First of all I went to my credit card website. I used Firefox live headers to see the HTTP transactions that take place between the web browser and Web server.
From here you can see the exact post operation after I clicked "Submit" and put in my username and password:

I used Curl, since as I found out, it can follow HTTP 302 redirects (-l option) and send back the cookies the web server sends your browser (-b), and send a post operation (-d option), and of course capture it's output (-o option).
So my command line becomes:
POSTDATA="username=MYUSERNAME&password=MYPASSWORD&Submit=GO&pageid=&acid="
curl -d $POSTDATA -L -b myfile URL_OF_SECURED_SITE -o LOGFILE
With that command, curl just logged in and downloaded my start page, which contains the due date.

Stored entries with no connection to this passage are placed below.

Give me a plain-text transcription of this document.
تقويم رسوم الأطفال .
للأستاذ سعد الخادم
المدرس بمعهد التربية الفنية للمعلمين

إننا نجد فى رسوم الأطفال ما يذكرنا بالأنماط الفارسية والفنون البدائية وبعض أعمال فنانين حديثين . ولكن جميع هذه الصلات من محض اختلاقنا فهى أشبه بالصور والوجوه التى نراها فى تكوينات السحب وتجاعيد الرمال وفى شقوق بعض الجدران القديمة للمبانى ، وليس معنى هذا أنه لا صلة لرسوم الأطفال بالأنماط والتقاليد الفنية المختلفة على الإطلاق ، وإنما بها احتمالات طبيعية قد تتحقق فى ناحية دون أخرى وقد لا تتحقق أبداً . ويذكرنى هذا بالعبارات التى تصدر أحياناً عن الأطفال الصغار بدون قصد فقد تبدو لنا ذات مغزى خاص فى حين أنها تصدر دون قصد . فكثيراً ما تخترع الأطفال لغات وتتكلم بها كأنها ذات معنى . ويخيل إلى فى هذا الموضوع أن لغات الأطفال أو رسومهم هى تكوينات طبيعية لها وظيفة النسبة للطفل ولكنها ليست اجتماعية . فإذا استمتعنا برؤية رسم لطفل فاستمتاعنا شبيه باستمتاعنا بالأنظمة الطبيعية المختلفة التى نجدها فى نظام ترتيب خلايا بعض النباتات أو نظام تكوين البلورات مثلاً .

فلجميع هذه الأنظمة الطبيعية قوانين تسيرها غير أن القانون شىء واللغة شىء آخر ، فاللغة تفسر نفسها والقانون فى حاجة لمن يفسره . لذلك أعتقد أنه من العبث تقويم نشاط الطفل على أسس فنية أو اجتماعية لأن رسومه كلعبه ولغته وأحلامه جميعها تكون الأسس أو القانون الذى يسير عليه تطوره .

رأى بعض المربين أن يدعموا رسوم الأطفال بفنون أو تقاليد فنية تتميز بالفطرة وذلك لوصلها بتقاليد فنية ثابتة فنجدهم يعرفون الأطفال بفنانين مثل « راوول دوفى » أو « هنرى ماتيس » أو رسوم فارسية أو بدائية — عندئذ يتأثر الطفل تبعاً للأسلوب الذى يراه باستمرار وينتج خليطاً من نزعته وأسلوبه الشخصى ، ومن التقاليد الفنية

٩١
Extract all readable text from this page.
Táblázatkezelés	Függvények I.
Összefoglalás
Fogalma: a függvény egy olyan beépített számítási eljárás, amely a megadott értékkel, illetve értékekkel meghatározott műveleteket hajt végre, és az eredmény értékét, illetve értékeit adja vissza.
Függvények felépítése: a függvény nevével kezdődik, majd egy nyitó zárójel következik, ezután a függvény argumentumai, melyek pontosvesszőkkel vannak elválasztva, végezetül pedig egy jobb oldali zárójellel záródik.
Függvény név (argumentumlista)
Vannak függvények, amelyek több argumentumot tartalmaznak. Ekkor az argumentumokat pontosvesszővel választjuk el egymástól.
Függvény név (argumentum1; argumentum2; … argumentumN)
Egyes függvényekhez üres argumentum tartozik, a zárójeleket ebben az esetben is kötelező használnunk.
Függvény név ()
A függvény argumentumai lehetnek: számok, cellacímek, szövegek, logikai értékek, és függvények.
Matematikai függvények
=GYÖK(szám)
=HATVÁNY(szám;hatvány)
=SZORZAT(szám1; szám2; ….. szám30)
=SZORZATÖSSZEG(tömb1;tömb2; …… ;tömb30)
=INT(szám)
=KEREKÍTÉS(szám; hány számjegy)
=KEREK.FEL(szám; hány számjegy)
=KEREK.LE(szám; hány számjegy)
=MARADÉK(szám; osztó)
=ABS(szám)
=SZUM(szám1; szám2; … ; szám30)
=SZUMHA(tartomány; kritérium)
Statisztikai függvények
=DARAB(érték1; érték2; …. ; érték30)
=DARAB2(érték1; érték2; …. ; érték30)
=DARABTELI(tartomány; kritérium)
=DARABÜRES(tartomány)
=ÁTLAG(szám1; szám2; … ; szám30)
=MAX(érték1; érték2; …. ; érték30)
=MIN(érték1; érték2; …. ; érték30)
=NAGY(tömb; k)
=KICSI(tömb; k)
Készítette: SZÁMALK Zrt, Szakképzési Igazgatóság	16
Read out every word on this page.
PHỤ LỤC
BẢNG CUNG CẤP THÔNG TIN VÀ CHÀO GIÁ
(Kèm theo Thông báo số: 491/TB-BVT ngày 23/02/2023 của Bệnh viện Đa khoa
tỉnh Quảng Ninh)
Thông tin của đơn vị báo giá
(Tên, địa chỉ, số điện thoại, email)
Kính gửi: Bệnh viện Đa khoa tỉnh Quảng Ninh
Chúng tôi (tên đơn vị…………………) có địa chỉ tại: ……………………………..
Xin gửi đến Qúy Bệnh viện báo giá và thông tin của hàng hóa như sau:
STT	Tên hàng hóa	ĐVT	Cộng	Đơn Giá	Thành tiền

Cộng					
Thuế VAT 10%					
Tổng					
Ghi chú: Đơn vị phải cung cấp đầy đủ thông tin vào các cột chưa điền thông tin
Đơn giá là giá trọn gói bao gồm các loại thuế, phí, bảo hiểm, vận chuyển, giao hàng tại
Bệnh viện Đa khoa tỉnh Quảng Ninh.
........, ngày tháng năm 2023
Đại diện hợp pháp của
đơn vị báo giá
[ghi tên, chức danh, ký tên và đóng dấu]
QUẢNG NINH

From here all need to do is "Screen Scrape" the Due Date from the Page Curl Just Received :
echo "Due Date"
grep 'due' LOGFILE | egrep -io [01][0-9]/[0-3][0-9]/2008
NOTE: Please keep in mind the -b option intentiond is to read a file and send the cookies contained inside. It needs a file specified or else it will raise an error. In my case I didn't have any cookies to read so in essence I was "faking out curl" by simply only turning on its cookie parser but not actually sending cookies from my specified file. I was simply sending the cookies that have been already been set by the Web server.